If you see a 1938 Packard on the streets of Southern California, chances are Ken Brass is behind the wheel.
The vintage car, painted in deep Loyola Maroon, is one of the great loves of Brass’ life. He and his wife, Lavinia, showcase their beautifully restored Packard whenever they can — at classic car shows, holiday parades and community events.
Brass, who has end-stage heart failure, would not be alive today without a left ventricular assist device (LVAD) — a mechanical heart pump. In 2015, at age 87, Brass became the oldest patient at Sharp Memorial Hospital to receive an LVAD.
Today, he’s one of the oldest people in the U.S. living with the device.
“I feel good and life is great,” says Brass. “I look forward to getting up every morning and doing the things we do. It’s just awesome.”
Until recently, most U.S. hospitals would’ve turned away Brass simply because of his age. Older adults tend to have more health problems, so it was assumed these patients would experience too many complications with an LVAD.

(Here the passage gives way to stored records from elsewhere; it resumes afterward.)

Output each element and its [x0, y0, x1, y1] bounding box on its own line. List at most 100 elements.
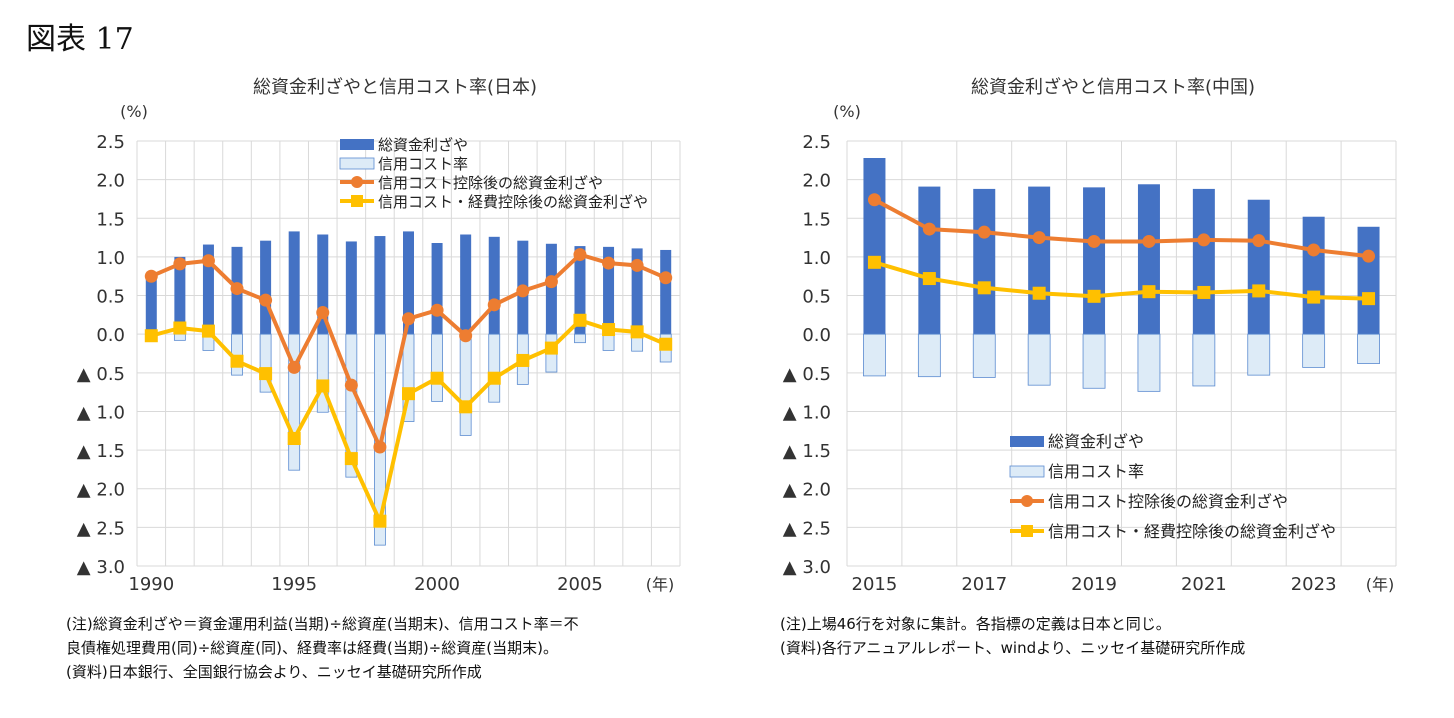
bar-margin — [603, 246, 615, 335]
y-tick-label: 2.5 — [96, 132, 125, 153]
line-after-all — [873, 260, 1369, 301]
x-tick-label: 2023 — [1291, 574, 1337, 595]
chart-panel-japan: 総資金利ざやと信用コスト率(日本) (%) 2.5 2.0 1.5 1.0 0.5 0.0 ▲ … — [0, 0, 727, 604]
line-after-all-point — [1307, 290, 1321, 304]
bar-margin — [488, 236, 500, 335]
figure-label: 図表 17 — [26, 22, 134, 57]
legend-label: 信用コスト率 — [1048, 462, 1144, 481]
line-after-all-point — [316, 379, 330, 393]
line-after-all-point — [1252, 284, 1266, 298]
line-after-credit-point — [173, 257, 187, 271]
y-tick-label: ▲ 2.0 — [77, 480, 125, 501]
bar-margin — [1192, 188, 1215, 335]
line-after-credit — [873, 197, 1369, 259]
line-after-credit-point — [459, 329, 473, 343]
bar-credit-cost — [602, 333, 615, 351]
bar-credit-cost — [288, 333, 301, 471]
line-after-credit-point — [344, 378, 358, 392]
line-after-credit-point — [573, 248, 587, 262]
line-after-all-point — [173, 321, 187, 335]
bar-credit-cost — [1247, 333, 1271, 376]
bar-margin — [317, 234, 329, 335]
legend-label: 総資金利ざや — [378, 136, 468, 154]
bar-credit-cost — [488, 333, 501, 403]
line-after-all-point — [1362, 292, 1376, 306]
line-after-all-point — [201, 324, 215, 338]
line-after-credit-point — [977, 225, 991, 239]
bar-credit-cost — [1137, 333, 1161, 392]
bar-margin — [374, 236, 386, 335]
y-tick-label: 0.5 — [802, 287, 831, 308]
line-after-all-point — [516, 353, 530, 367]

Doctors at Sharp Memorial challenged that notion in a landmark 2011 research study, which found that adults age 70 or older who fit all other criteria had just as much success with the device compared to younger patients. Other hospitals began reporting similar results, and now older patients are being considered for LVADs more often.
At Sharp Memorial, 44 patients over age 70 are currently living with the device. They’ve traveled all over the world, celebrated birthdays and anniversaries, and enjoyed hobbies.
“LVADs don’t just hold out the promise of a longer life — it offers a better quality of life,” says Dr. Brian Jaski, Brass’ cardiologist at Sharp Memorial and a co-author of the 2011 study. “We all deserve the chance to have a better tomorrow, no matter our age.”
Today, tens of thousands of people worldwide are kept alive with LVADs — a number that is only expected to grow as the rate of advanced heart failure increases.
Though initially designed to keep patients alive until they could receive a transplant, LVADs are now considered a “destination therapy” for patients like Brass, who would never qualify for a new heart because of age or other factors. About 70 percent of LVAD patients are still alive two years after they receive the device, a success rate nearing that of heart transplants.
Brass, a retired firefighter, says he’s grateful for every day.
“I’m looking forward to seeing what the grandkids will make of their lives,” says Brass. “I have six of them. I want to live for that.”